Posted tagged ‘magical’

“The farther we’ve gotten from the magic and mystery of our past, the more we’ve come to need Halloween.”

October 22, 2017

My back is pure misery. I grab things so I can move from room to room. I keep wishing for a Star Trek doctor with his medical tricorder to knock at the door and with one button take the pain away. I guess I’ll just have to keep wishing.

We are again blessed with a warm, sunny day. The house is even cooler than outside. The blue sky is striking. I figure I’ll make my way to the deck in a bit to enjoy the day.

When I was a kid, we always carved pumpkins. I loved to pull out what we always called the pumpkin guts. Every year the pumpkins looked the same when we were done. They had triangle eyes and a triangle nose and a wide grin with a few teeth up and down. The pumpkins went on the front steps. We’d put in real candles and light them. The wind was always blowing them out, but we’d keep lighting them. There is something magical about lit pumpkins grinning in the darkness.

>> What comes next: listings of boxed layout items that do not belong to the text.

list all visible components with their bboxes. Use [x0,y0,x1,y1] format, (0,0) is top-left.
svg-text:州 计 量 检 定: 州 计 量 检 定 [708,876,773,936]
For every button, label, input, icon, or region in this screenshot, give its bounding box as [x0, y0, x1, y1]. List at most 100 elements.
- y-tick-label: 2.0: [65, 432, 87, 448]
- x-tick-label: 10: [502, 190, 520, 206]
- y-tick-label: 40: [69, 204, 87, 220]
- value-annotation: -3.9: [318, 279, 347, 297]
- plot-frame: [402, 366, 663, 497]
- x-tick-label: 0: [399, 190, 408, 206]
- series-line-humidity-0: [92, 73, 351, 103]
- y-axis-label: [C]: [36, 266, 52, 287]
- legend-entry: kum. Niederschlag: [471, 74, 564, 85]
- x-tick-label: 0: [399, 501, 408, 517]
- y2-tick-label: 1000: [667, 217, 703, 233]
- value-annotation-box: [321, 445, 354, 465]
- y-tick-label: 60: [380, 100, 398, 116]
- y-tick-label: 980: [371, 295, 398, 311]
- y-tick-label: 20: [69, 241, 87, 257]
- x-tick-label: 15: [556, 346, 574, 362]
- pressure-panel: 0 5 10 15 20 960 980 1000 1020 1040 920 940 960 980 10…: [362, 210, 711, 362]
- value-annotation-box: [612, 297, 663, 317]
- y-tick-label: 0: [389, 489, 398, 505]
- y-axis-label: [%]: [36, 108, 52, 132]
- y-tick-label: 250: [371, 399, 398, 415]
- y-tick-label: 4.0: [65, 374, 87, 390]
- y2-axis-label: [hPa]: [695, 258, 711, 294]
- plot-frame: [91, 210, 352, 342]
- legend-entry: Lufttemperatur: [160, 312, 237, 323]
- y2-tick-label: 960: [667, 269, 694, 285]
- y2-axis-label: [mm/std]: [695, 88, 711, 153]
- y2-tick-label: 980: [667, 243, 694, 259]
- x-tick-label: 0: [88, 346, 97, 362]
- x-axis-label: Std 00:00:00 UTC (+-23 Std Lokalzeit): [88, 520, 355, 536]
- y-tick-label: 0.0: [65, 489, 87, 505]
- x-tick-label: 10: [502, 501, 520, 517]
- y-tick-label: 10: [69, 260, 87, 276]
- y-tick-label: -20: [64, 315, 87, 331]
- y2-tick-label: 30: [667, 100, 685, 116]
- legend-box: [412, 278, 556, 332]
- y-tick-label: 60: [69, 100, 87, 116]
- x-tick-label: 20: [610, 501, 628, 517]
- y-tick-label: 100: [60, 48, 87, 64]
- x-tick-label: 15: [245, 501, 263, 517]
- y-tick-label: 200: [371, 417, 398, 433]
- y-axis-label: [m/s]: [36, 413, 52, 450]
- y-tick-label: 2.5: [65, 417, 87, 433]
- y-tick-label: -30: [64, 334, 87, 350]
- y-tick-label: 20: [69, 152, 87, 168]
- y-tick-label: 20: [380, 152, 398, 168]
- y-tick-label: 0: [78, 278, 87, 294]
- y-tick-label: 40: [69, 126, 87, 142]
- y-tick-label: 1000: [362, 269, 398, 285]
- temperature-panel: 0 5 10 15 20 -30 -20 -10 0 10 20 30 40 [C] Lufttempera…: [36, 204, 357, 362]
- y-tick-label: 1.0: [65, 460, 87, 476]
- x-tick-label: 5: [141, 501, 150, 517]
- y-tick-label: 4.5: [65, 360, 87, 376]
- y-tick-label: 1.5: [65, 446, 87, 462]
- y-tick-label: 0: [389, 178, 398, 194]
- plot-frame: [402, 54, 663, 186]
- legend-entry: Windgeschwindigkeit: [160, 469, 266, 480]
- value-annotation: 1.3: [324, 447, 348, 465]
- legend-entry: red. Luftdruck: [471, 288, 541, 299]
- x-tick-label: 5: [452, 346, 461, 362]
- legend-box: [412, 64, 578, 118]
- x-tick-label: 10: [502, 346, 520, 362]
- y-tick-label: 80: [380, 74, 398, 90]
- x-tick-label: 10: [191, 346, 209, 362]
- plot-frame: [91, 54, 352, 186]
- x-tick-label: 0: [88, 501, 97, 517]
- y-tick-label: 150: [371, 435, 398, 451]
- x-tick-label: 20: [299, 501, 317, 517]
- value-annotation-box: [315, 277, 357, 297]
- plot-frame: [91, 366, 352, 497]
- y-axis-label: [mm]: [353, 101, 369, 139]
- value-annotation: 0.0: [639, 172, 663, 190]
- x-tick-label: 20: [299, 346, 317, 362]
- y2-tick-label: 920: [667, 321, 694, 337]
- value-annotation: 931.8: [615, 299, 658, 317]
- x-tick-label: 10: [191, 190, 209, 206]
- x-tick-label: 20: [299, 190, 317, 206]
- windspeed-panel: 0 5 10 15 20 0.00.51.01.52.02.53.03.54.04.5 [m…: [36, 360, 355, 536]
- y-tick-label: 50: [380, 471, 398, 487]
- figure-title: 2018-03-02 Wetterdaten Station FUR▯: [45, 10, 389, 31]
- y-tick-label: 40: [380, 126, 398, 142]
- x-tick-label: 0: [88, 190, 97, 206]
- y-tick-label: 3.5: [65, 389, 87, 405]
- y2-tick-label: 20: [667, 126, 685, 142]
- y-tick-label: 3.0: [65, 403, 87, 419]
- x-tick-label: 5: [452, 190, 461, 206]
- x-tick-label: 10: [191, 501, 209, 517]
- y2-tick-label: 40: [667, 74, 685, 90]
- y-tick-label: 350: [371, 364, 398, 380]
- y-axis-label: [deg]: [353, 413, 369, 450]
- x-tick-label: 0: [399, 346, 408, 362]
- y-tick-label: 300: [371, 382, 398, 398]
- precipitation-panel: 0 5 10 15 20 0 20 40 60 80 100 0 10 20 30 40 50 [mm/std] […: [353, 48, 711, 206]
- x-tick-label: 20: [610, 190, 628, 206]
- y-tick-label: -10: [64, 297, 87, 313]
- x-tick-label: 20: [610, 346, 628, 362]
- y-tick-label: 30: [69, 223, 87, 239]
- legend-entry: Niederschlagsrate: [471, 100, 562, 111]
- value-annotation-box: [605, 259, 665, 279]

We loved being afraid, not actually afraid but afraid of scary stories we knew weren’t real. My dad told great stories. We all know the hook. I swear it is a universal story. Small parts of it change, but the hook is always on the car door.

I remember walking on the sidewalks and seeing my shadow. It looked tall and eerie this time of year. Add the sound of my footsteps, and I’d keep an eye out to make sure I wasn’t being followed. I never was, but my imagination worked overtime. Ghosts flew.

I still love the old black and white horror movies. They were always on this time of year. When Dracula hid his face with his cape, we knew, without seeing it, that he was about to bite some poor victim. Renfield was one of my favorite characters. He’d do his master’s bidding and eat flies to keep up his strength. Bela Lugosi had the best voice. Frankenstein wasn’t as scary as Dracula. The doctor’s creation never really had a chance. One of my favorite scenes is when the villagers carrying torches and pitchforks follow their dogs to where the monster is. I always felt bad for Larry Talbot who turns into the Wolfman. His fate was decided by Bela, the Gypsy. I still love these movies. Lots of blood and slashers do nothing for me.

I am resting my back today, not that I need an excuse to be a sloth.

“Be music always. Keep changing the keys, tones, pitch, and volume of each of the songs you create along your life’s journey and play on.”

July 10, 2017

Okay, a lady walks into a computer store, dead computer in hand. She waits while the technician tries a few things, but there are no easy fixes. She forks over $80.00 and leaves her computer for 3 to 5 days meaning the poor woman faces more time in iPad hell, but she is still a bit hopeful as she knows hope springs eternal. On the way out of the store a line of new computers are all connected and sitting in a row against the wall. She foolishly tries one. It’s magic she thinks. The computer is speedy, the touch needed is a delicate one and it has this changing sort of screen at the top of the keyboard. Wow, she thinks then calls over the guy and asks a few questions. There is still time to run, but she doesn’t. She stays and plays with the computer. In a short while, she walks out of the store with computer in hand, a new MacBook Pro with a 15 inch screen, Siri and all sorts of bells and whistles. The woman is smiling.

Today is a beautiful sunny day. It will be in the low 80’s, tolerable when there is no humidity. The breeze is ever so slight; only the leaves at the end of the branches move up and down. I have doors and windows open. Every now and then the chimes ring. It is the sweetest sound. It is the only sound now.

Earlier, the neighbor’s dog was barking for what seemed hours. Another neighbor had her landscaper mowing her lawn and cutting the front bushes. It was around 8 when the the mower started. I am against raucous noise in the morning.

On my school compound in Ghana the morning sounds at first were so different they woke me far too early, but soon enough they became part of my consciousness, and I didn’t hear them while I slept. Roosters were the first sounds I heard and the first sounds I learned to ignore. Next, I could hear the swish of hand held brooms made of stalks. My students were sweeping the whole compound including the dirt in front of my house. Afterwards, they lined up in front of two spigots to fill buckets with water for their baths.  I could hear the clicking of the buckets, the flowing water and the conversations in the line. By then, I was usually up and dressed and having my first cup of coffee while sitting outside on the small concrete porch in front of my house.

After a while, I took for granted those sounds, but I had stored them away in my memory drawers. When I went back to Ghana, to Bolga, the first morning sound I heard was a rooster. It woke me up, but I just smiled, turned over and went back to sleep.